Community engagement is key to how this project will produce knowledge about displacement-affected communities. Researchers will draw upon oral history (through interviews) and focus-group discussions. Both methods are suited to the co-production of knowledge, i.e. displacement-affected communities being involved in the creation of the data and the outputs. In other words, those involved in this project wish to avoid extracting data without acknowledging how that data is as much a creation of the individuals and groups who are interviewed as it is of the researcher.

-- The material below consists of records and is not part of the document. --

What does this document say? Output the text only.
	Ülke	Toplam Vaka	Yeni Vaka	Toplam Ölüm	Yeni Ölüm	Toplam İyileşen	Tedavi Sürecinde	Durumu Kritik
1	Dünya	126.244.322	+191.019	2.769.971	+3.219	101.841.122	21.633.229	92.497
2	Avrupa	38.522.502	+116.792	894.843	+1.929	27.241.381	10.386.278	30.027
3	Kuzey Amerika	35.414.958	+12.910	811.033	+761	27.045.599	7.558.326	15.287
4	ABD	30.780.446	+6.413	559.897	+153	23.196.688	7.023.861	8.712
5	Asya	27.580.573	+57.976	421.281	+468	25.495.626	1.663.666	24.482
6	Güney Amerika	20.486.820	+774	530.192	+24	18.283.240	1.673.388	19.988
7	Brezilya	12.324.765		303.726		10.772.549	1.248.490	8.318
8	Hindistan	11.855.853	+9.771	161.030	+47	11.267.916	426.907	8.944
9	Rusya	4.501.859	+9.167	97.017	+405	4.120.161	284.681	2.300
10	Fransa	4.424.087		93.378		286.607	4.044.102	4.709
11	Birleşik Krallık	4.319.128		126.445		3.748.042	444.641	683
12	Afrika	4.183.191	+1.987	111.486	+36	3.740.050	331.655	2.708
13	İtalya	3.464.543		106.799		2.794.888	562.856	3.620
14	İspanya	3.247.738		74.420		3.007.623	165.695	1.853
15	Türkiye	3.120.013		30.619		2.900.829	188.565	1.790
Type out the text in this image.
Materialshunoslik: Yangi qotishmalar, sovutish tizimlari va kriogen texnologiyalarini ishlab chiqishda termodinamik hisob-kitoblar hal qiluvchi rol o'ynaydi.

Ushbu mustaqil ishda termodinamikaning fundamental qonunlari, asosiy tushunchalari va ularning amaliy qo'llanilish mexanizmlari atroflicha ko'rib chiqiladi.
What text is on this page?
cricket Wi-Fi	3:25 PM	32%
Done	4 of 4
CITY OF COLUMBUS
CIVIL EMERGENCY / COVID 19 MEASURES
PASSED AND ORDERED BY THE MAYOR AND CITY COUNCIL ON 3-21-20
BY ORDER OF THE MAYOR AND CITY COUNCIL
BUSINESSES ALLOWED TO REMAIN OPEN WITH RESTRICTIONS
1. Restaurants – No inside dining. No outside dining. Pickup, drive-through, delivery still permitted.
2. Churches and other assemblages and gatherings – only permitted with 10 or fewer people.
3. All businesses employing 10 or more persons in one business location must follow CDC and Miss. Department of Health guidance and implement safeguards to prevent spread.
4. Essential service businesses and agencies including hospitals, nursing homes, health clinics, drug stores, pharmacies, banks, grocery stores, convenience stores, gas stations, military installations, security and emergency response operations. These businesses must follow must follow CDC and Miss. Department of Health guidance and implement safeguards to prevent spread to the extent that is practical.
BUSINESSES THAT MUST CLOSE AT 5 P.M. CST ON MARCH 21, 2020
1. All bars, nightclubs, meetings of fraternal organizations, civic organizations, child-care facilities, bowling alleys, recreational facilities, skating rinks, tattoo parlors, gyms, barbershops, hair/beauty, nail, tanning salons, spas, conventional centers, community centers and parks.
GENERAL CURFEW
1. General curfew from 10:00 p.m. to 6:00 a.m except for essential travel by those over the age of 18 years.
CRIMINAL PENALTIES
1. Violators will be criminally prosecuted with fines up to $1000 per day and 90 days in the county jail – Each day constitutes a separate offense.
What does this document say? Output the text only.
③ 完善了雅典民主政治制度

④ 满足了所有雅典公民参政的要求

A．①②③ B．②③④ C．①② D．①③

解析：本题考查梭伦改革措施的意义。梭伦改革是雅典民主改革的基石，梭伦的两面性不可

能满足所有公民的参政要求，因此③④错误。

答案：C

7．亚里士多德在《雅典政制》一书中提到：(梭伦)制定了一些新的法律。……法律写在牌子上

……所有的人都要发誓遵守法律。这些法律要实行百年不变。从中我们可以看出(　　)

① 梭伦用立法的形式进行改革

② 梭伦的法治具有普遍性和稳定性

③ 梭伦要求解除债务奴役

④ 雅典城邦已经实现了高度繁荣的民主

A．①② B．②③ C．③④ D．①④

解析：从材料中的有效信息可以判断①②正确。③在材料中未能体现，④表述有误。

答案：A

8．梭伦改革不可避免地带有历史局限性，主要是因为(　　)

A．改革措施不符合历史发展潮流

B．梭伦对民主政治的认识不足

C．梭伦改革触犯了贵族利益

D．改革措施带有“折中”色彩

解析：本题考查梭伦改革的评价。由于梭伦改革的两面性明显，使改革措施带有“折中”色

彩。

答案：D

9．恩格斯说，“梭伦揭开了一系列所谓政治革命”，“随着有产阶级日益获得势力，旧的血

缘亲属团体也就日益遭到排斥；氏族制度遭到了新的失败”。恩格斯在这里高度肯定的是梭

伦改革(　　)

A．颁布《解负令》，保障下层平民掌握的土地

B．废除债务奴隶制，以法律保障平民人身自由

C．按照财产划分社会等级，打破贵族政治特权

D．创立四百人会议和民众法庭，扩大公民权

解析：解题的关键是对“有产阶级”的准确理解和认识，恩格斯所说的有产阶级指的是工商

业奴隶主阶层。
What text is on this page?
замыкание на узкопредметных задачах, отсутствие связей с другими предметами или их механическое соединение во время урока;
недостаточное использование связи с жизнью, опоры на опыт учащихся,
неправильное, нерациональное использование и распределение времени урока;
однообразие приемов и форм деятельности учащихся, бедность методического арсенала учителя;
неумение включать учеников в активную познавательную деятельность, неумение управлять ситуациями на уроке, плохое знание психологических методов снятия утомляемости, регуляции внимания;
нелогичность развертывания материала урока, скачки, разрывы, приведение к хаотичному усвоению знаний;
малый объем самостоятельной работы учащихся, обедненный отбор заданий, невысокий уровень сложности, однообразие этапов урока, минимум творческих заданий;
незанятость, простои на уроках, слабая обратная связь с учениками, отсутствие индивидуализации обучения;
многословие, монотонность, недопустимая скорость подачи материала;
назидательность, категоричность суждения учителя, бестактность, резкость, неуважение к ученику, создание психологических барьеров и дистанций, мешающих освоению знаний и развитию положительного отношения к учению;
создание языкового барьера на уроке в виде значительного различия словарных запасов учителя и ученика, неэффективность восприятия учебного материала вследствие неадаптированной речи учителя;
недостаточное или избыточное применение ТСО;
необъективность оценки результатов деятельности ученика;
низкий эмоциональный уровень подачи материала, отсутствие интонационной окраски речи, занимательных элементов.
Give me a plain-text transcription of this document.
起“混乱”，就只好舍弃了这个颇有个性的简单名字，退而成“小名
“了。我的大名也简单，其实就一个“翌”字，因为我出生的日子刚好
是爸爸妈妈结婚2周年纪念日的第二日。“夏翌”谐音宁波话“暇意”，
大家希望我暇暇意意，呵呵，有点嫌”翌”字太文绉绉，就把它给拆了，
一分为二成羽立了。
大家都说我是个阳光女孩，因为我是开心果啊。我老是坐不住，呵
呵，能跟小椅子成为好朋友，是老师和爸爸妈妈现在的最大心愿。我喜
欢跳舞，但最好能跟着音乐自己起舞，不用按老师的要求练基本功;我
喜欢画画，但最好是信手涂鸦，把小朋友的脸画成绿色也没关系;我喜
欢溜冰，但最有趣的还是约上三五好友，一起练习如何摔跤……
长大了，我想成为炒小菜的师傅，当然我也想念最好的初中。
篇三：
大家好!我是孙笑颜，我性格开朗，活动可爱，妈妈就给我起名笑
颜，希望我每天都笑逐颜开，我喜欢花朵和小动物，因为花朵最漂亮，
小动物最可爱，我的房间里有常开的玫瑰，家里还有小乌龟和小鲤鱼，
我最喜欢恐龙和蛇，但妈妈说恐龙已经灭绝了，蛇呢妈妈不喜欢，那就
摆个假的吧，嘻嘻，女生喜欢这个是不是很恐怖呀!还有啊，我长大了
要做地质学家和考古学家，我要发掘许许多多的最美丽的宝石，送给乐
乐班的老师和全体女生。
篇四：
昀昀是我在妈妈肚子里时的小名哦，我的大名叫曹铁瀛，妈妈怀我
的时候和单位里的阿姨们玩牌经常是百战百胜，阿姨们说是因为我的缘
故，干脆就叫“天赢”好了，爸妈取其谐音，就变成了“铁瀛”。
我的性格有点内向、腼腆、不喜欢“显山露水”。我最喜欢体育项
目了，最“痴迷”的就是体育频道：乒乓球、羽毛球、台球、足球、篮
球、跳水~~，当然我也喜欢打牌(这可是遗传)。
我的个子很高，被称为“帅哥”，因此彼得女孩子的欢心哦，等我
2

Interviews are dialogues, conversations with a purpose, and what comes out of them is co-constructed. The direction of the interview is not a one-way street paved by the researcher, but more like a path along which research participants take researchers. Many such paths make an interview, some stories are re-told with new perspectives, provided by the passing of time. And different ‘tellings’ of the stories emerge when narrators have different audiences, made up of the researcher and wider audience that participants see can be reached through a research project. Often the narrative path that interlocutors take the researchers on are paths rarely taken, possibly new paths formed through the act of the co-constructed interview, new directions through a meaning-filled narrative landscape that is always evolving.
It is not only in one-to-one interview settings that participatory research production happens. Focus groups offer another way to include displacement-affected communities in the creation of knowledge with the researchers. They add a further social aspect to the dynamic because more members of displacement-affected communities are involved in the discussions that produce knowledge. Indeed, displacement-affected communities are best placed to understand the relationships, meanings, and motivations behind the moral economies of support and care.
Discussions between members of these most knowledgeable groups are facilitated by researchers. A goal of these is for meanings, interpretations, and understanding to emerge from co-constructed dialogue, where members of the community lead each other down narrative paths that are beyond the knowledge of the researcher whose local knowledge will not be as rich as of those with lived experience of displacement and the communities it affects. Adding to the rich outcomes of focus groups are the different perspectives of community members, including the possibility of disagreement, emerging from grounded experiences. And, importantly, focus group discussions may lead to members of the communities learning new things about each other, prompting new ideas and understandings.